Parish could take over River West, Ourso suggests

Staff Writer
Plaquemine Post South

Parish President J. Mitchell Ourso Jr. suggested last week that the parish could take ownership of the River West Medical Center property and look for a health-care provider to offer basic services there.

Ourso made the suggestion to the Parish Council after the group of local doctors that bought the facility shortly before a bankruptcy court closed it down asked the parish for between $5 million and   $10 million in hurricane recovery funds to repair the damages from Hurricane Gustav.

“Older people are calling me day in and day out,” Ourso said, about reopening was the parish's only hospital.

The parish president said he did not think the Louisiana Recovery Authority (LRA) would approve using public money to repair the property owned by Westside Physicians LLC, but might agree if the parish took over the facility.

“All it is property now,” Ourso said. “They don't have a license.”

A court appointed patient care ombudsman force the hospital to close in May after emergency room physicians who had not been paid in some time pulled out. The hospital lost its license then.

Iberville Parish has received some $48 million in hurricane recovery money to be shared among the Parish Council and parish six municipal governments. A hospital consultant Westside Physicians hired to explore reopening the hospital met with parish Chief Administrative Officer Edward A. “Lucky” Songy Jr. after the Iberville Chamber of Commerce meeting at which Gov. Bobby Jindal delivered a check for the federal funds.

Afterward, Dr. J. Dean Valdez, president of Westside Physicians, wrote Songy a letter requesting the funds.

'We respectfully submit this letter as our unified request for the parish to designate sufficient funds necessary to repair the hospital facility damaged as a result of Hurricane Gustav,” Valdez wrote. “In order for our community to regain this vital asset and community resource, we as the recent owners of the physical plant and property are willing to take the necessary steps to attract a suitable operator for the hospital.”

He said the doctors had not hired an architect or engineer, but had been told unofficially the repair costs would be between $5 million and $10 million.

“We realize this is a large request,” Valdez said.

“But, we also believe that given the following facts, the parish will see the wisdom of our request.”

He said River West had served a community of more than 77,000 before it closed. It had more than 200 employees, payroll of more than $12 million, and an overall budget of some $15.5 million. The hospital had some 33,000 patients a year, including 2,700 inpatients, 15,000 emergency room visits and 15,000 other outpatient visits, and provided more than $5 million in free care to patients unable to pay. More than 20 local physicians were active in admitting patients to River West.

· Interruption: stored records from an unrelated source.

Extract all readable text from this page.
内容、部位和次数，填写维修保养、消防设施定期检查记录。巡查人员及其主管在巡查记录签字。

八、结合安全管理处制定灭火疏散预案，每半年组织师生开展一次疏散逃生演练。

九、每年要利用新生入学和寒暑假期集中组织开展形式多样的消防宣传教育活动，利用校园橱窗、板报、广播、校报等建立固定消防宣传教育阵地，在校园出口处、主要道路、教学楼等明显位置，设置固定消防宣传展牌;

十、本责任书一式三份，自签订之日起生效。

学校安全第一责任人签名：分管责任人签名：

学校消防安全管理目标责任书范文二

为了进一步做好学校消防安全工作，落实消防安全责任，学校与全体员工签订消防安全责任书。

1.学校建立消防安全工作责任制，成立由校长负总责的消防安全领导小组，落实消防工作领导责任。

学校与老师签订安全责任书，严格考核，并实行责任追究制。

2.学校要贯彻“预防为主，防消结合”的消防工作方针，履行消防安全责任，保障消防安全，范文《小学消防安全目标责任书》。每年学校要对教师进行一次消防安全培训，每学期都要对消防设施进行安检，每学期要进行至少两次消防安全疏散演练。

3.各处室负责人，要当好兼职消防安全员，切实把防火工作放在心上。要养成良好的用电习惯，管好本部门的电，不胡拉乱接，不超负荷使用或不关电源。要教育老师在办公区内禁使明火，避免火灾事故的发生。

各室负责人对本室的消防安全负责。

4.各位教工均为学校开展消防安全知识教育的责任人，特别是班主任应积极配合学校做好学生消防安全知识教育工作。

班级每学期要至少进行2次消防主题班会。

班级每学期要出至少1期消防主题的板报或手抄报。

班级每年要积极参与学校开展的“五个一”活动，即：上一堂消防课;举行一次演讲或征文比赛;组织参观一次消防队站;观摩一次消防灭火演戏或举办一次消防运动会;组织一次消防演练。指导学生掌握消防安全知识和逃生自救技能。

“The future impact of planning, growth and development of Iberville Parish, in our humble opinion, will be stifled as new employees of local businesses and potential re-location of new businesses to our community will be hindered by the lack of a local community hospital,” the doctor said.

Ourso told the Parish Council there had been “rumors and letters that I haven't been doing anything to save the hospital. Now, all of a sudden that group wants to talk about the LRA.”

He said he, Songy and Parish Council Chairman Eugene P.  Stevens Jr. had worked long hours to help save the hospital before its closure.

Ourso said the parish spent $55,000 to intervene to force Shiloh Health Services into involuntary bankruptcy early this year.

“The parish took the lead,” he said. “They were writing employees hot checks.”

Parish officials looked into the possibility of forming a hospital district and passing a property tax to help keep River West in business.

“With the recession, the economy and the recent [31-mill] School Board tax, we didn't think the hospital district would fly,” Ourso said. He said the district would have needed parish wide support, although the hospital mainly would have benefited people in the Plaquemine area, he said, noting that residents of North and East Iberville have better access to Baton Rouge hospitals.

Three months ago, Ourso said, the doctors asked for a $500,000 loan to help keep the hospital afloat, but were unwilling to put up that amount to secure the loan, even though they had the hospital building and the 17 acres of land surrounding it by that time.

“We could not give a $500,000 loan to a doctor's group without half a million in securities,” the parish president said.